Я все еще не понимал:

– У тебя что, нет денег на сигареты?

Его это рассмешило.

– Я что, похож на человека, у которого нет денег на сигареты?

– Но зачем тогда рисковать?

– О, приватизированная сигарета намного слаще.

Теперь я знал, что чувствовала тетя Алиса тогда в гараже.

– Но зачем ты взял шоколадные яйца и «Друга рыбака»?
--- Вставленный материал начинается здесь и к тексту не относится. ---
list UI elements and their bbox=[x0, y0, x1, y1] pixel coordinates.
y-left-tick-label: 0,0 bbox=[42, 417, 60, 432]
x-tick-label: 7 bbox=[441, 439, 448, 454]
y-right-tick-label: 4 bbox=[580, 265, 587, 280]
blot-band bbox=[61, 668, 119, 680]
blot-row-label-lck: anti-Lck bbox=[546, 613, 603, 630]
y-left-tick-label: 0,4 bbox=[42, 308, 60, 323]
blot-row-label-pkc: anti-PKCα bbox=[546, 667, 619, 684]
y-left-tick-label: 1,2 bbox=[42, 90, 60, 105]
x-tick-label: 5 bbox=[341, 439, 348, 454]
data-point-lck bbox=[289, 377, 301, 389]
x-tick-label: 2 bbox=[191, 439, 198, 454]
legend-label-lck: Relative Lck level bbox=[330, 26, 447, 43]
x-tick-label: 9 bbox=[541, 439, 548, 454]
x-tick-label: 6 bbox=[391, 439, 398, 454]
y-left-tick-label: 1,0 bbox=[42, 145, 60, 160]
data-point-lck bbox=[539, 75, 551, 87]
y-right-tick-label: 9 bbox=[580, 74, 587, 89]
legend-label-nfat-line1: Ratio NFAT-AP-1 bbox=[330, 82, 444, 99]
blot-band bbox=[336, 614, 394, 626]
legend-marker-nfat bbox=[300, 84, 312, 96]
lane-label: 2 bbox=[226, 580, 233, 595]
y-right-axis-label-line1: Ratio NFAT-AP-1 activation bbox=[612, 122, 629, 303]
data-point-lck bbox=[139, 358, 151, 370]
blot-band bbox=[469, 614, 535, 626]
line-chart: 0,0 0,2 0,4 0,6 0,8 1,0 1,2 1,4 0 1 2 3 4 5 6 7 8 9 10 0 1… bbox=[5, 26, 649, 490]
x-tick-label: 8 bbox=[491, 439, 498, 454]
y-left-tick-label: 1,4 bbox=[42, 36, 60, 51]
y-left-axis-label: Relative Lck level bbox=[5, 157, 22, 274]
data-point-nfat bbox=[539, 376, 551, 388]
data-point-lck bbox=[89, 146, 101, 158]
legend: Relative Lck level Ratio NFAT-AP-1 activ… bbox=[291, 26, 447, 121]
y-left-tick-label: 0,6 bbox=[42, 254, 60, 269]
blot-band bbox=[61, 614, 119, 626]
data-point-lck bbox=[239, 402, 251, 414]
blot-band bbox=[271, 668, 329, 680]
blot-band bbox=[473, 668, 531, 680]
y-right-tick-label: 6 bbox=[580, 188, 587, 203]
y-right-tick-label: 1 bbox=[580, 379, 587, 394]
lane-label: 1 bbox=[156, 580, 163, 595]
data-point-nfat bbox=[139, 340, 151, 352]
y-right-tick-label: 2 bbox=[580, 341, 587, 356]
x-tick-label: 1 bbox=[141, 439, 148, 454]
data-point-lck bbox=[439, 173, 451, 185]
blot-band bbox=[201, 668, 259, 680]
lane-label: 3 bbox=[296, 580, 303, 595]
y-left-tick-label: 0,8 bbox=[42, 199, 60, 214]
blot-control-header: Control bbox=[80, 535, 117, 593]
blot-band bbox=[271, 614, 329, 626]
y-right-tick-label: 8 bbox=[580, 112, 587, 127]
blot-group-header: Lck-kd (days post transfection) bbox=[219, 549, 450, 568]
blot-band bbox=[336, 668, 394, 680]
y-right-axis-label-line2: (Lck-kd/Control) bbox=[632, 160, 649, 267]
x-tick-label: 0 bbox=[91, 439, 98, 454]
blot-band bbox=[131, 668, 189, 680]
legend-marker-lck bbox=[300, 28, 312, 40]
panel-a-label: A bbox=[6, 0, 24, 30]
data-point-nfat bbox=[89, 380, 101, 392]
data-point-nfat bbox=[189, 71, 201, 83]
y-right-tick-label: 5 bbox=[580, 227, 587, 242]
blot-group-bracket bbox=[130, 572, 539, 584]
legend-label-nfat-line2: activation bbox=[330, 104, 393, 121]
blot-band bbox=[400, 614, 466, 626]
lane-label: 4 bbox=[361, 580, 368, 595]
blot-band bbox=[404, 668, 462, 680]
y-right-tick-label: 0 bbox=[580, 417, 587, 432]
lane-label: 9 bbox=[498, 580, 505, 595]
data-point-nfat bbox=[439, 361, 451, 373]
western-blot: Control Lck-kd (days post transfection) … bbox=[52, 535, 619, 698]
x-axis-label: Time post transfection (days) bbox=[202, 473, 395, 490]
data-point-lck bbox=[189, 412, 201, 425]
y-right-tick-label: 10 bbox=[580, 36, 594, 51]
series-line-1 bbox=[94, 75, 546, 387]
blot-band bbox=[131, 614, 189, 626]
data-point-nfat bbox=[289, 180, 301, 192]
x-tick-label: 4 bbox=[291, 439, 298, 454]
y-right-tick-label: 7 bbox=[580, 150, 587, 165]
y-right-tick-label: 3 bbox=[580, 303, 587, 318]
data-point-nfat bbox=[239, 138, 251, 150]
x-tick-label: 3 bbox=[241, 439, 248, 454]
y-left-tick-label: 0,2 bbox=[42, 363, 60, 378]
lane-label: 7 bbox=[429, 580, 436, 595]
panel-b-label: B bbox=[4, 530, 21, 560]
– «Друг рыбака» – моя защита от табачного запаха изо рта. А шоколадные яйца – защита от тебя.

– Защита от меня?

– Ты меня не заложишь, если у тебя самого в кармане приватизированный товар.

Мимо, изрыгая ядовитые пары, поползла автоцистерна с бензином.

– Я же не заложил тебя сегодня, когда ты довел Найджела до слез.

– Довел Найджела до слез? Кто это довел Найджела до слез?

Тут я обратил внимание на дом Кейт Элфрик, точнее, на серебристый «MG», стоящий в боковом проулке. Какой-то парень, который совершенно точно не был Джулией, открыл парадную дверь для Кейт, идущей к дому по дорожке с бутылкой в руках. В окне второго этажа пошевелилась занавеска.